By 3rd December 1939, another new law regarding motor cars and motor cycles was on the books. This new law prohibited Jews from driving. Not much use having a car then, even such a handsome and prestigious vehicle as a Fiat 522C. And anyway you can't drive a car when you are locked-up in Dachau and Buchenwald, as Mr Glückselig was soon to find out. Once Mr Glückselig was safely ensconced in his new quarters his People's vehicle was disposed of by the VUGESTA, the Secret Police for the Administration of Jewish Relocation Property whose other duties included collecting Reich Flight Tax (this has nothing to do with airline fuel surcharges by the way). Mr Glückselig did not perish in Buchenwald and he was not shipped to Auschwitz. He later surfaced in Argentina where he opened a Deli.
Brigitte Bermann-Fischer was fond of her Camille Pissarro painting Le Quai Malaquais et l'Institut until the VUGESTA knocked on the door and took it away along with all her other property including her books; her favourites being those on Austrian music. In 2002 she found her books in the Austrian National Library. She knew they were hers because they had her name and her ex libris inside their front covers. In 2007, after years of searching, she found her beloved painting. It was in the Kantonalbank in Zürich.
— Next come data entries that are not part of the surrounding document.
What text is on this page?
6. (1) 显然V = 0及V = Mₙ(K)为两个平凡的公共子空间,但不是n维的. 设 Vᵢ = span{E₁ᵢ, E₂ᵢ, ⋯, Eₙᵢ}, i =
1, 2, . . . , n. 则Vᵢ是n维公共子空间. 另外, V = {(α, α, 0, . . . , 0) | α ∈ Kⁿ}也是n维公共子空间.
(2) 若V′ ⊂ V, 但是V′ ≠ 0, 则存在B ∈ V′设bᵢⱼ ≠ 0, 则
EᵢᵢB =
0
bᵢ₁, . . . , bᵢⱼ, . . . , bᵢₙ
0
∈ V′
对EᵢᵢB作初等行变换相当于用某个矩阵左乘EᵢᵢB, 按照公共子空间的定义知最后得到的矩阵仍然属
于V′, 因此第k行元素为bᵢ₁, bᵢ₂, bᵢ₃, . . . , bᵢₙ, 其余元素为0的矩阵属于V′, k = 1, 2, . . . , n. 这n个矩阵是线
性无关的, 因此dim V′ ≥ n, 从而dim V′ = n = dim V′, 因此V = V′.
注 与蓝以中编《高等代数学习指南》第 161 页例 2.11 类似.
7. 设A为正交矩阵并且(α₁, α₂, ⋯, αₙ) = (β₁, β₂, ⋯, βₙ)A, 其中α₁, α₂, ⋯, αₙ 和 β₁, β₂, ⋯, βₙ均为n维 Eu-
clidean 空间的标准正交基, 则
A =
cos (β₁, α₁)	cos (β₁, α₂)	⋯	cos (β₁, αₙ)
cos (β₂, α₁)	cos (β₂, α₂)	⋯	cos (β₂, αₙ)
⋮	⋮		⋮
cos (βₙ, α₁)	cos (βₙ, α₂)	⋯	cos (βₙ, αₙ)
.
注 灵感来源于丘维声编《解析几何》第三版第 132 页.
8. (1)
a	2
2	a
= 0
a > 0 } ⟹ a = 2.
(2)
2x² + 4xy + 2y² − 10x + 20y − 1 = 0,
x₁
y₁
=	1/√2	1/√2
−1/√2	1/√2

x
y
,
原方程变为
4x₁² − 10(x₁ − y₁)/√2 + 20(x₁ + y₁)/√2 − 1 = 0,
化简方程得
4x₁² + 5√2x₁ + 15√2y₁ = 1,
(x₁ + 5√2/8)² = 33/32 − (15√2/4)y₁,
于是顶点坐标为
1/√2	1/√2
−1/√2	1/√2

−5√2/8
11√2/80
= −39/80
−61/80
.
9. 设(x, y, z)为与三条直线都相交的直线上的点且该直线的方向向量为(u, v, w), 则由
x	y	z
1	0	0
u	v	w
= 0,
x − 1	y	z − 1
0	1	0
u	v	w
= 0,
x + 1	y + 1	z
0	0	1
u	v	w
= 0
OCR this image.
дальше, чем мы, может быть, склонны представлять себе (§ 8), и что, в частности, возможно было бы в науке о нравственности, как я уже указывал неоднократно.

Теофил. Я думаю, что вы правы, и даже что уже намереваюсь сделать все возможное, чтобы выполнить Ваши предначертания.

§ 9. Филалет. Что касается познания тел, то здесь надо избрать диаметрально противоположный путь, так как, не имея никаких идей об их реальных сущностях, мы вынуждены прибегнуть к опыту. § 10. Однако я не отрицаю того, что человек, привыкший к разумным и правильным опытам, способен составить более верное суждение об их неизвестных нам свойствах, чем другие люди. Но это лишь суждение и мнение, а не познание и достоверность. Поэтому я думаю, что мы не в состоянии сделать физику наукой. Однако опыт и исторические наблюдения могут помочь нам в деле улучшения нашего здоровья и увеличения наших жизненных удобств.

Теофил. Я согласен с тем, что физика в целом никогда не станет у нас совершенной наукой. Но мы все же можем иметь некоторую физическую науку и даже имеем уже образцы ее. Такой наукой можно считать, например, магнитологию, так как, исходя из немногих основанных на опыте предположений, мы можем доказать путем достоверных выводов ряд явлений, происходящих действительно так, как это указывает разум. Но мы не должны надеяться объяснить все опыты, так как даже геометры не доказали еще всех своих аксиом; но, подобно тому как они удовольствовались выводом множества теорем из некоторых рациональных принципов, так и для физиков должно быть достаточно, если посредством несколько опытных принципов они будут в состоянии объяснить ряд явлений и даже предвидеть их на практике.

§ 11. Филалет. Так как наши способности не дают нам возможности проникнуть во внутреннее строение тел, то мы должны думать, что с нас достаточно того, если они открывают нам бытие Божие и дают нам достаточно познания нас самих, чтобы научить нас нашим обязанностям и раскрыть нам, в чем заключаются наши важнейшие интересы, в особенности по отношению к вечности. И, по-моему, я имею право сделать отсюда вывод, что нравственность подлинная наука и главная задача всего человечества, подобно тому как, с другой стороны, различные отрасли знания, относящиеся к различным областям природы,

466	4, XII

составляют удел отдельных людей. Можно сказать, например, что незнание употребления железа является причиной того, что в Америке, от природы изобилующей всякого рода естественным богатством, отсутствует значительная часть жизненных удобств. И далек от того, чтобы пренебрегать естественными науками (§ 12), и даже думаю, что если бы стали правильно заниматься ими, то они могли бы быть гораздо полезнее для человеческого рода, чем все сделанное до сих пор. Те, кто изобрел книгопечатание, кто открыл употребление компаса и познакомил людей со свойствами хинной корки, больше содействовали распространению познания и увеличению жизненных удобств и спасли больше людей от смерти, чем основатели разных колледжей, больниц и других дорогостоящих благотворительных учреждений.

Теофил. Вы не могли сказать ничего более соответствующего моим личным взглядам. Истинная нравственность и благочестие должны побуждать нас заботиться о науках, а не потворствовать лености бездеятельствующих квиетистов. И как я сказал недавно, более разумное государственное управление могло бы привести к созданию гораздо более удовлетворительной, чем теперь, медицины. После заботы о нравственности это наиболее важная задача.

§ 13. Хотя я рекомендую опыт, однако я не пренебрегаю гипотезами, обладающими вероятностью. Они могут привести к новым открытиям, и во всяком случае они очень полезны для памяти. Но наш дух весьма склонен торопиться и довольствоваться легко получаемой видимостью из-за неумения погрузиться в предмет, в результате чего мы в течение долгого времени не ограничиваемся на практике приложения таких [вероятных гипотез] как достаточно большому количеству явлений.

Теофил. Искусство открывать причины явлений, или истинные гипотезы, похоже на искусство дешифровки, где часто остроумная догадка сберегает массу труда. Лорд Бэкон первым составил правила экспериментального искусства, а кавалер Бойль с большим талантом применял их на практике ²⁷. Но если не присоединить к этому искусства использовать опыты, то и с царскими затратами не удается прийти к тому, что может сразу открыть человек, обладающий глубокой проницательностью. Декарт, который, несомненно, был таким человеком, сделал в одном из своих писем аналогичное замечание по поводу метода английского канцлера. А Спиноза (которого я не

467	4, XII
The People's new artworks were distributed by VUGESTA through the Zentralstelle für Denkmalschutz the 'Central Office for the Protection of Monuments'. This latter organization was renamed the Institut für Denkmalpflege the 'Institute for the Care of Monuments' in 1940. Under the Führervorbehalt that is the Führer Priority Proviso of 1938 a man named Hans Posse was appointed to select the works deemed suitable for the proposed Führermuseum in Linz, Upper Austria. The last photo of the Führer in his Berlin Bunker shows him gazing lovingly at a plywood model of the capital of Ostmark and presumably the Führermuseum.
The banker Phillip Gomprez was a wealthy man. He lived in Palais Tedesco (The German Palace) in Vienna's fashionable shopping street, Kärntnerstraße. He fled with his family to Brno (Czech) and made his way from there to Switzerland. His sister Marie died in Brno in 1940, the year the VUGESTA cleared out the Palais Tedesco. Cornelia died in Bern in 1944. Phillip Gomprez passed away in 1948 in Montreux. Ten of his artworks had the honour of being selected for the Linz museum. Art was moved by truck or train in the night. Sometimes in crates, other times under a tarpaulin. Paintings were sold in Switzerland or like two of Gomprez's favourite paintings, a Gauermann and a Spitzweg, they were hidden in tunnels in Austrian salt mines.
In 1945 the US Army created four collecting points in a former NSDAP building in Munich. Here works of art were brought with a view to restoring them to their owners. When the Americans closed the collecting points in 1950 they handed 1,000 artworks to Austria on the understanding that they should try to trace the owners and return the property. The Austrians decided to put the artworks in a safe place. And where is safer than a monastery? The Federal Office for the Care of Monuments situated in the Carthusian Monastery at Mauerbach was just the place. Here work to trace the owners of 8,000 stolen artworks could be carried on in an atmosphere of peace, tranquility and quiet. Or could it? Very few works were returned. Work seemed to go on at a snail's pace or more aptly at the pace of a monk wandering around a quadrangle deep in thought, deep in prayer. In 1996, following the Washington Conference on Holocaust Era Assets "the remaining objects" were auctioned off at the Mauerbach Benefit Sale.
An interesting side to the exhibition is the appearance of lists of appropriated property with official Nazi stamps and signatures and comments regarding the estimated value of articles. A family's photos and other personal effects would be entered on the same typed official lists as artworks and then marked down by a qualified official in the appropriate column in red ink as wertlos, that is to say 'of no worth', before disappearing forever.